Feminists For Life, a group dedicated to trying to make giving zygotes equal rights seem like a feminist stance, has recently stepped up its visibility by buying Susan B. Anthony’s house. Stacy Schiff writes a delightful op-ed in the New York Times explaining why FFL’s claiming Susan B. Anthony’s mantle is misplaced so that you don’t have to (via Amanda).
The main point is that although FFL quotes Anthony as saying abortion is a bad thing, Anthony lived at a time when abortion was an unsafe procedure. Right now, early-term abortion is safer than giving birth, in contrast. And at any rate, Anthony’s contribution was pushing for female suffrage, which she apparently believed would promote full gender equality. It’s okay to admit that great people can be wrong.
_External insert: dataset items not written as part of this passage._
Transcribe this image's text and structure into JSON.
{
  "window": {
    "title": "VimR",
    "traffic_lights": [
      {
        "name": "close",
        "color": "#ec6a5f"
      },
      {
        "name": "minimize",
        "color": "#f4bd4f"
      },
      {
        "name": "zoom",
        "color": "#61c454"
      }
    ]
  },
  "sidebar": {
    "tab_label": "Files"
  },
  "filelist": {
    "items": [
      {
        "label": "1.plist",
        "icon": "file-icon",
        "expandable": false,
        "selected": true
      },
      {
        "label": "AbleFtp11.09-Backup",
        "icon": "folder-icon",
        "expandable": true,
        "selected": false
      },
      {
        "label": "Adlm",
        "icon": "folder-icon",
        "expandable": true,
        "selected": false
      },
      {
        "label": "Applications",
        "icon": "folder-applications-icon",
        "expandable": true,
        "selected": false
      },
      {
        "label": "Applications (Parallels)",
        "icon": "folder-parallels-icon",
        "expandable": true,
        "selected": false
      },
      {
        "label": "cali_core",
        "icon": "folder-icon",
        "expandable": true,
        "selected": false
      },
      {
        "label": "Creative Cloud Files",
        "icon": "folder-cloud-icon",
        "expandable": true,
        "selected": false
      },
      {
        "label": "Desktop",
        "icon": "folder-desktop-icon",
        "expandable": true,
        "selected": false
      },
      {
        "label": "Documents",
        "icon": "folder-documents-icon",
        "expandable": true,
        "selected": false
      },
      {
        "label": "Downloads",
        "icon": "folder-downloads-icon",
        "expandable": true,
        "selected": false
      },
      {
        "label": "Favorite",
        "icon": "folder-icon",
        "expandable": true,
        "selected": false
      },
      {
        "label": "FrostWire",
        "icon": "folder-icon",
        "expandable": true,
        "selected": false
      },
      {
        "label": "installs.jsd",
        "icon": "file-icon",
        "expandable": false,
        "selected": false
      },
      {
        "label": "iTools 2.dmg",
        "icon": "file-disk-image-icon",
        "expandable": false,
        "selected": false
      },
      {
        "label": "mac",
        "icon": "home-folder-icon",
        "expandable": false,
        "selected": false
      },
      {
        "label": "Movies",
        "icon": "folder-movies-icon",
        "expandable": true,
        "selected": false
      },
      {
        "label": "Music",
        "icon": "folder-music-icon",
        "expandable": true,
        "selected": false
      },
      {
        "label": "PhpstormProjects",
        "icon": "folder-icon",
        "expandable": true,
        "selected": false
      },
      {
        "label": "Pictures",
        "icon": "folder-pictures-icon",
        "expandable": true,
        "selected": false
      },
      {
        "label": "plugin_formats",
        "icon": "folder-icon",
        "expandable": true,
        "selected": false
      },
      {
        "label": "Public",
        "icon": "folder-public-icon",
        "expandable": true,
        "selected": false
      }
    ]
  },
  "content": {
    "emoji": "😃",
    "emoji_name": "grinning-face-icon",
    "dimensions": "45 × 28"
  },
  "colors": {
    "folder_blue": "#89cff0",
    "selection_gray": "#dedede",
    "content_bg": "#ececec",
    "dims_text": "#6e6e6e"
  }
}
Then, taking a wider angle, Schiff talks about the broader trend,
Anthony is not the first to experience a posthumous identity crisis. As Teddy Roosevelt has discovered, you never know when a self-respecting trustbuster might be resurrected as a laissez-faire Republican. You can go to bed as an apostle of liberty, the author of the Declaration of Independence, to wake up as a slave-owning, mealy-mouthed misogynist. Recently The Wall Street Journal anointed Tom Paine — for two centuries now a progressive rabble-rouser — as “America’s founding neoconservative.”
So long as we have written history we have rewritten it, seasoning it with bias, straining it of context, molding it to our agendas. (The French codified this problem years ago by throwing each camp a bone. For years it was understood that conservative historians got the ancien régime, the communists the Revolution, and the socialists everything thereafter.) But Anthony the pro-lifer hails from a different land, the treacherous province of cutting and pasting, of history plucked from both text and time. Now we are Photoshopping rather than airbrushing; with enough slicing and dicing, an argument can be made for anything. The doctorate in sophistry is optional.
It’s a sad feature of political debate that it’s more about who can line up more past figures and who can talk about what people believe than about who is right. Gender equality isn’t good because Susan B. Anthony or Betty Friedan said it was; it’s good for independent reasons, which Anthony and Friedan understood and argued for. The relevance to modern politics of the alignment of the Founding Fathers, or historical progressive leaders, or George Orwell, is exactly nil.